Видя, что ему любопытно узнать, в результате каких приключений я оказался в Неаполе, я сказал, что, вступив на церковную стезю после смерти моего отца, я отправился искать счастья в Риме. Когда он представил меня своей семье, мне показалось, что я не очень хорошо воспринят его женой, но его красивая дочь и еще более красивая племянница заставили меня легко поверить в невероятную силу крови. После обеда он сказал, что герцогиня дель Бовино, заинтересовавшись, кто такой этот аббат Казанова, оказала нам честь, пожелав, чтобы я, как его родственник, был представлен ей в ее салоне. Когда мы остались тет-а-тет, я попросил его извинить меня, потому что я экипирован только для поездки. Я сказал, что должен беречь свой кошелек, чтобы не прибыть в Рим без денег. Обрадованный этими доводами и убежденный в их справедливости, он сказал мне, что богат, и я без малейшего смущения должен позволить ему отвести меня к портному. Он заверил меня, что никто ничего не узнает, и что он будет смертельно огорчен, если я лишу его удовольствия, которого он желает. На это я пожал ему руку, сказав, что готов сделать все, что он хочет. Тогда он отвел меня к портному, который снял с меня все нужные размеры и принес на следующий день к дону Дженнаро все необходимое для появления аббата в самом благородном обществе. Потом пришел дон Антонио, остался обедать у дона Дженнаро, а затем взял меня с молодым Паоло к герцогине. Очаровывая меня по-неаполитански, та сразу стала обращаться со мной на ты. С ней была ее дочь, десяти — двенадцати лет, очень хорошенькая, которая через несколько лет стала герцогиней де Маталона. Она подарила мне светлую черепаховую табакерку, покрытую арабесками, инкрустированными золотом. Она пригласила нас к обеду на следующий день, говоря, что затем мы поедем в Сент-Клер, чтобы посетить новопостриженную.

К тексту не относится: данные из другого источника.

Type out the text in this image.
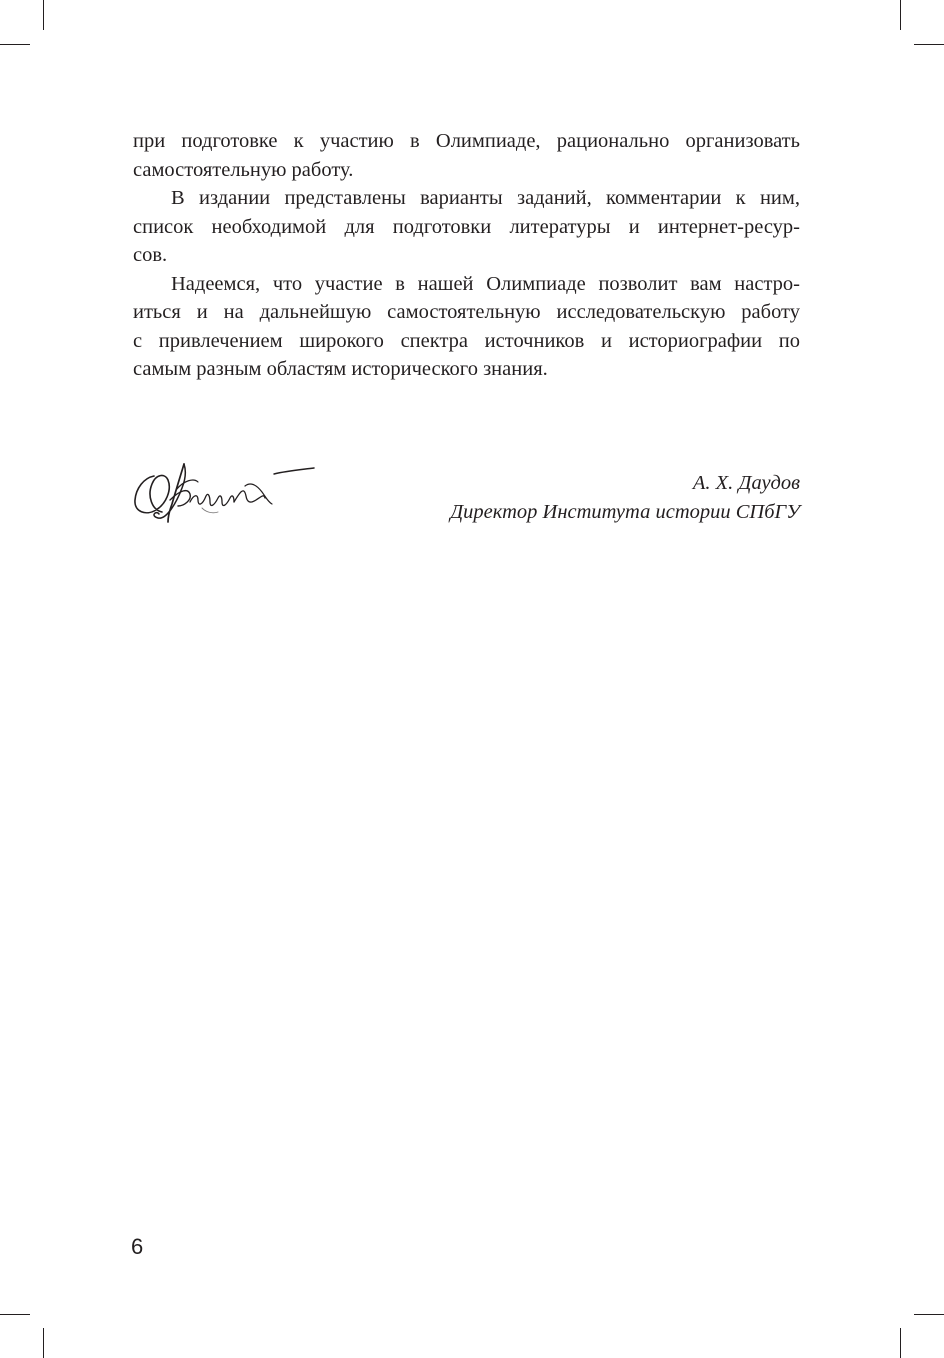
при подготовке к участию в Олимпиаде, рационально организовать
самостоятельную работу.

В издании представлены варианты заданий, комментарии к ним,
список необходимой для подготовки литературы и интернет-ресур-
сов.

Надеемся, что участие в нашей Олимпиаде позволит вам настро-
иться и на дальнейшую самостоятельную исследовательскую работу
с привлечением широкого спектра источников и историографии по
самым разным областям исторического знания.

А. Х. Даудов
Директор Института истории СПбГУ
6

Выйдя из дома Бовино, я пошел один в магазин Панайотти, чтобы забрать бочонок муската. Приказчик магазина оказал мне любезность, разделив бочонок на два небольших, чтобы я мог отнести один к дону Дженнаро, а другой — к дону Антонио. Выйдя из магазина, я встретил бравого грека, который, увидев меня, был рад встрече. Должен ли я был покраснеть при появлении этого человека, которого я обманул? Отнюдь нет, потому что он посчитал, что я, наоборот, поступил с ним как очень учтивый человек. За ужином дон Дженнаро, без смеха, поблагодарил меня за отличный подарок. На следующий день дон Антонио в обмен на хороший мускат, что я прислал, подарил мне трость, стоившую по меньшей мере двадцать унций, а его портной принес мне дорожный костюм и синий редингот с золотыми петлицами, все из лучших тканей. Я не мог быть экипирован лучше. Я познакомился у герцогини дель Бовино с умнейшим из неаполитанцев, знаменитым доном Лелио Караффа, из графов Маталоне, которого король дон Карлос особенно любил и удостоил чести назвать своим другом.